Steven Spielberg and My Biggest Crush Of The Day: Chris Pratt
We reported some time ago—80 years, in Newsies time—that Chris Pratt was being eyed for an Indiana Jones reboot. Turns out ol’ Steven Spielberg has already expressed that he wants to direct this movie, which, so far, is not at all a thing. There’s not even a script, my boy Steve. Let’s all just calm down, write Chris Pratt’s name in bubble letters in the sand a few times, and work on our other massive Chris Pratt-starring franchise, kay? Pratt himself gave a hedging answer—in the same tone that Mandy Patinkin likely takes when turning down crazed fans’ marriage proposals (not that I would know)—when MTV asked him about the possible role on the red carpet last night: “The pressure would come because it’s such a great franchise, and you wouldn’t want to get it wrong. It would have to be perfect to do it, you know what I mean?” Spielberg, do you know what he means? Pratt added, “It’s nothing until it’s something,” which is really a beautiful way to sum up life in general. I get it, Steven. I do.

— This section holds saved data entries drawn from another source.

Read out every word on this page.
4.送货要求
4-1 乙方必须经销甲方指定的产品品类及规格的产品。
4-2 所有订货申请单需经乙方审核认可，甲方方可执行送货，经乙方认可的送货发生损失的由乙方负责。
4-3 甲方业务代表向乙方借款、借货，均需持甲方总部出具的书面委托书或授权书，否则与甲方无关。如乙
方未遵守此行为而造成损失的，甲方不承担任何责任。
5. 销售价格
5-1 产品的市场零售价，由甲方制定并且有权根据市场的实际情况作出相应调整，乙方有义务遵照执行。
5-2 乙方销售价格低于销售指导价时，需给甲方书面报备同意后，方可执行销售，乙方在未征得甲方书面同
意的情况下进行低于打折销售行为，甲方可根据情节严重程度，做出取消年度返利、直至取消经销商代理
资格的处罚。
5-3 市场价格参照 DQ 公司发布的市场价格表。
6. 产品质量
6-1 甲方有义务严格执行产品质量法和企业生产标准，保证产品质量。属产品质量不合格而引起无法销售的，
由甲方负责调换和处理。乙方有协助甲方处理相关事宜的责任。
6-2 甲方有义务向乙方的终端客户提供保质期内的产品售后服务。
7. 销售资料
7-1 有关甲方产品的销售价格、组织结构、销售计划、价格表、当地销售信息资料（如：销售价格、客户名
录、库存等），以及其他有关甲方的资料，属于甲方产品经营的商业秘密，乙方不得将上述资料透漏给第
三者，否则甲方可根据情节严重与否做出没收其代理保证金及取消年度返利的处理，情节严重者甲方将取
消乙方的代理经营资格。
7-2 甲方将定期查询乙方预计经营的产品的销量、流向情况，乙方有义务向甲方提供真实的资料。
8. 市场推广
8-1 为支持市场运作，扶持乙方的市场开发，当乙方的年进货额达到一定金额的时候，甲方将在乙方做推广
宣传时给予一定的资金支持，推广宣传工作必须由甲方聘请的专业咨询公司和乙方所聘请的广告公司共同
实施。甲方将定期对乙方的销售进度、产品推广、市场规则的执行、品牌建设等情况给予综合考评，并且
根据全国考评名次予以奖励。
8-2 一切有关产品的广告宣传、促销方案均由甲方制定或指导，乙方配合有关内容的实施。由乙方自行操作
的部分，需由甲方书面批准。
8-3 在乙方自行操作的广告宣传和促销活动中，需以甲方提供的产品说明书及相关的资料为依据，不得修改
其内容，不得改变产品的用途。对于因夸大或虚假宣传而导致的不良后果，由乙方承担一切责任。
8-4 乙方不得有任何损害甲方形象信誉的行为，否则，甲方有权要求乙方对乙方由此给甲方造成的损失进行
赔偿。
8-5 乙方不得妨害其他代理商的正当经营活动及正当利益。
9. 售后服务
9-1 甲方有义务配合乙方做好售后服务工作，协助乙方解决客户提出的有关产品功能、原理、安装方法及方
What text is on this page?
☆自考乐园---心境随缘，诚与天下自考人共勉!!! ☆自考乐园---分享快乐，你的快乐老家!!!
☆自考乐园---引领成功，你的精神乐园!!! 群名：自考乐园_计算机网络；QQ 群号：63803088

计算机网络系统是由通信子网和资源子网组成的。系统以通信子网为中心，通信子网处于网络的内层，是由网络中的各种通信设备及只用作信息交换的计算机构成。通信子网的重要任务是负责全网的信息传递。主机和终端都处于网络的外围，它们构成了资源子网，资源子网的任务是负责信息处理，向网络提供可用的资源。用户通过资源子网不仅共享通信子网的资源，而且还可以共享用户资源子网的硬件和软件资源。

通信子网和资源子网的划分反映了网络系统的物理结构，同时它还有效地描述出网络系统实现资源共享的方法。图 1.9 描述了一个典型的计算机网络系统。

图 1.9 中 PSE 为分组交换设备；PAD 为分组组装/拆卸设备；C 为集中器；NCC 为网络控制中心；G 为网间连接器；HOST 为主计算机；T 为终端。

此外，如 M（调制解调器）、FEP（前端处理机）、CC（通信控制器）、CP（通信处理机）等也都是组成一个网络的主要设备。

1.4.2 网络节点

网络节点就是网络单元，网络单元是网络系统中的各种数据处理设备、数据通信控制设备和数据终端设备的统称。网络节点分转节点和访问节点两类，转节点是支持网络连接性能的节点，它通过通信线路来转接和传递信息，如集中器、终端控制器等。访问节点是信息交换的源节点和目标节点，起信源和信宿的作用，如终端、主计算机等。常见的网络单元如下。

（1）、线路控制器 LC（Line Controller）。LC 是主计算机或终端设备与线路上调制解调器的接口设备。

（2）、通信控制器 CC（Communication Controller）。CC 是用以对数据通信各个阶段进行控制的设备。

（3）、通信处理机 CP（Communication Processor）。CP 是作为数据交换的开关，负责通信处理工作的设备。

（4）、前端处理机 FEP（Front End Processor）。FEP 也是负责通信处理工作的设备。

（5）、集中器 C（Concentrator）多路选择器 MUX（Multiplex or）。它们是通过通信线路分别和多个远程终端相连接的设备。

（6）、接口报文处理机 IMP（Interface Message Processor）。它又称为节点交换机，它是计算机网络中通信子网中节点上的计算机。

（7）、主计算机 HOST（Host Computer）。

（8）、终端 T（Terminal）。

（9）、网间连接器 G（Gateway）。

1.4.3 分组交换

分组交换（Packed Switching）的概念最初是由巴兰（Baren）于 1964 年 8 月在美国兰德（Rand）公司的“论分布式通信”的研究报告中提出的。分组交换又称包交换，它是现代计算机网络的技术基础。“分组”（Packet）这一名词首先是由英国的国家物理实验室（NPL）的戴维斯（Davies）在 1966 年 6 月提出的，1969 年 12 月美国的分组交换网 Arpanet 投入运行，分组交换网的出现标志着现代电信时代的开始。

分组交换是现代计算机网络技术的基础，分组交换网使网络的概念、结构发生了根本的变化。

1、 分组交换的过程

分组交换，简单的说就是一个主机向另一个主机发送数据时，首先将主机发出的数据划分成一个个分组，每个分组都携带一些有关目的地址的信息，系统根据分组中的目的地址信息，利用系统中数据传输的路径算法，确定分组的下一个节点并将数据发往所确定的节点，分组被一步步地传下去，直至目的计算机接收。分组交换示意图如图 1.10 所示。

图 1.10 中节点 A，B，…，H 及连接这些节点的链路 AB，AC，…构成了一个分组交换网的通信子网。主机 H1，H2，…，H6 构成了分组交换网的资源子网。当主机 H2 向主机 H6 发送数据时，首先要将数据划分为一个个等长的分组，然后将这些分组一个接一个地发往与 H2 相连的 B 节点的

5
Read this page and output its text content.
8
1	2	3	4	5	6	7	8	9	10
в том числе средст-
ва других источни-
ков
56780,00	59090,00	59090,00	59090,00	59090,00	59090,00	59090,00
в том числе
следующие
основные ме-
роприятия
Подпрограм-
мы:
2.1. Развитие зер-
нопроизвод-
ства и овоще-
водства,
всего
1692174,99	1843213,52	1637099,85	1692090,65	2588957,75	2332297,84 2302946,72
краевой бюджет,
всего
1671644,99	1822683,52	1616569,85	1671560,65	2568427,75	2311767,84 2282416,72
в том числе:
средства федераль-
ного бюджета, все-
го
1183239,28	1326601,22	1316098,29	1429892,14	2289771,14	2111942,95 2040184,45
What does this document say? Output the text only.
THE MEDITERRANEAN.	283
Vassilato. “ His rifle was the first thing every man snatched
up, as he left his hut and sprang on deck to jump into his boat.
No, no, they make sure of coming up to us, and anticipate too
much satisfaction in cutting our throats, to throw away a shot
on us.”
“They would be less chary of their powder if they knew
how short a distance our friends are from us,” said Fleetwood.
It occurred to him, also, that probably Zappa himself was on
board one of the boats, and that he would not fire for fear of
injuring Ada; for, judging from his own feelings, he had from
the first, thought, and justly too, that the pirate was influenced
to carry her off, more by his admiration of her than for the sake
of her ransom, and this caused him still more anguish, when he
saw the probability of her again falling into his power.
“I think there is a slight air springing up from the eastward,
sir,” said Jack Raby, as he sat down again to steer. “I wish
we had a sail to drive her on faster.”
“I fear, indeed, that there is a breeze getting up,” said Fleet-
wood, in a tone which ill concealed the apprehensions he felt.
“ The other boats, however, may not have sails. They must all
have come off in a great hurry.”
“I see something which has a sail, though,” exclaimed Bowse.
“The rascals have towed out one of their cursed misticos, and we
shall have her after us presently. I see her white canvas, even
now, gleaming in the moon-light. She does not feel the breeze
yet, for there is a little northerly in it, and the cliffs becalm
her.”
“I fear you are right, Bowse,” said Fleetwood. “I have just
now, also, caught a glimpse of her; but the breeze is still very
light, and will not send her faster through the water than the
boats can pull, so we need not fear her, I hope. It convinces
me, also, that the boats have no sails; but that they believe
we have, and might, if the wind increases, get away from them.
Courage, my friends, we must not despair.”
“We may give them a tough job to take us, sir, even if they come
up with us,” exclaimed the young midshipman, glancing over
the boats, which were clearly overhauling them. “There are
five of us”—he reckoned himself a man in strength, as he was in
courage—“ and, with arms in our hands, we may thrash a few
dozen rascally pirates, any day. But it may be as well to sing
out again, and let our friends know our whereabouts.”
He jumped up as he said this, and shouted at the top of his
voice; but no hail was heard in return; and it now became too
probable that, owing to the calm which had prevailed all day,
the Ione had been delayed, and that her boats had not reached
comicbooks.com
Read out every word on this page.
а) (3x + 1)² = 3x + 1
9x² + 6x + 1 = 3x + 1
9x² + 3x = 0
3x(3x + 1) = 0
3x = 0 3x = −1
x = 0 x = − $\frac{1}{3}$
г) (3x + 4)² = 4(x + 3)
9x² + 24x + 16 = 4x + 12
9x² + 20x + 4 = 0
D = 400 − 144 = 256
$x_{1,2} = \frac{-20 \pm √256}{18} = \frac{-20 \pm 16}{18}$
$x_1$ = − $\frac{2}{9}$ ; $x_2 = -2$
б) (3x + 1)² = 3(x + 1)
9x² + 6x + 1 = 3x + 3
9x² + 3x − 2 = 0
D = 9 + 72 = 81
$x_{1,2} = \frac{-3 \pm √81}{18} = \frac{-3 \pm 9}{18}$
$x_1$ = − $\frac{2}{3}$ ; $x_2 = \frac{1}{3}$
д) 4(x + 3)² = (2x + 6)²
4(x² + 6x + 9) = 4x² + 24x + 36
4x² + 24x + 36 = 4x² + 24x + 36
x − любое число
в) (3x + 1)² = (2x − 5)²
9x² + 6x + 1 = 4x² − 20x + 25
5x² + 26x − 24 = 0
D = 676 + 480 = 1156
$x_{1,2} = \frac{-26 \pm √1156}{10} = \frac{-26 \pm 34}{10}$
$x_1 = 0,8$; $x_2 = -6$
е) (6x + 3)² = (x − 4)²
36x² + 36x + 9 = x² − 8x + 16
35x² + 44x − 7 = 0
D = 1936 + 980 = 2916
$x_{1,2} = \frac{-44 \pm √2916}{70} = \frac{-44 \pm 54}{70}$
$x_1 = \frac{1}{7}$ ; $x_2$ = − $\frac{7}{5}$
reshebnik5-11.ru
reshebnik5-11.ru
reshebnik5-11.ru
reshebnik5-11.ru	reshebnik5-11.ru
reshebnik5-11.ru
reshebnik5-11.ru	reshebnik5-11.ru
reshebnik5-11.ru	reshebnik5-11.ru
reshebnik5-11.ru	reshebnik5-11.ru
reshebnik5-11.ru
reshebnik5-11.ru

Kids Return The Darndest Relics Of The Day: The Giant Under The Snow
Michael Caton Jones—whose past credits include Scandal, This Boy’s Life, Beyond The Gates, and that great American nightmare, Basic Instinct 2—is set to direct The Giant Under The Snow, an epic, live-action and CGI fantasy based on the children’s novel by John Gordon and also on Edward Snowden’s conception. The movie is “set one snowy Christmas, when three children find a rusted old relic [the Oscars? Thank you, thank you] that contains a terrifying power, plunging them into a dark world of ancient magic and inexorable evil.” There’s more: “In a race against time, the children must return the relic to its rightful owner as whoever possesses the relic can wake the legendary giant under the snow and use him as a force for good or evil.” Why not just keep the relic and, I don’t know, use it to wake up the giant and have him make you giant pancakes, or a giant cardboard box to play with? I don’t understand kids.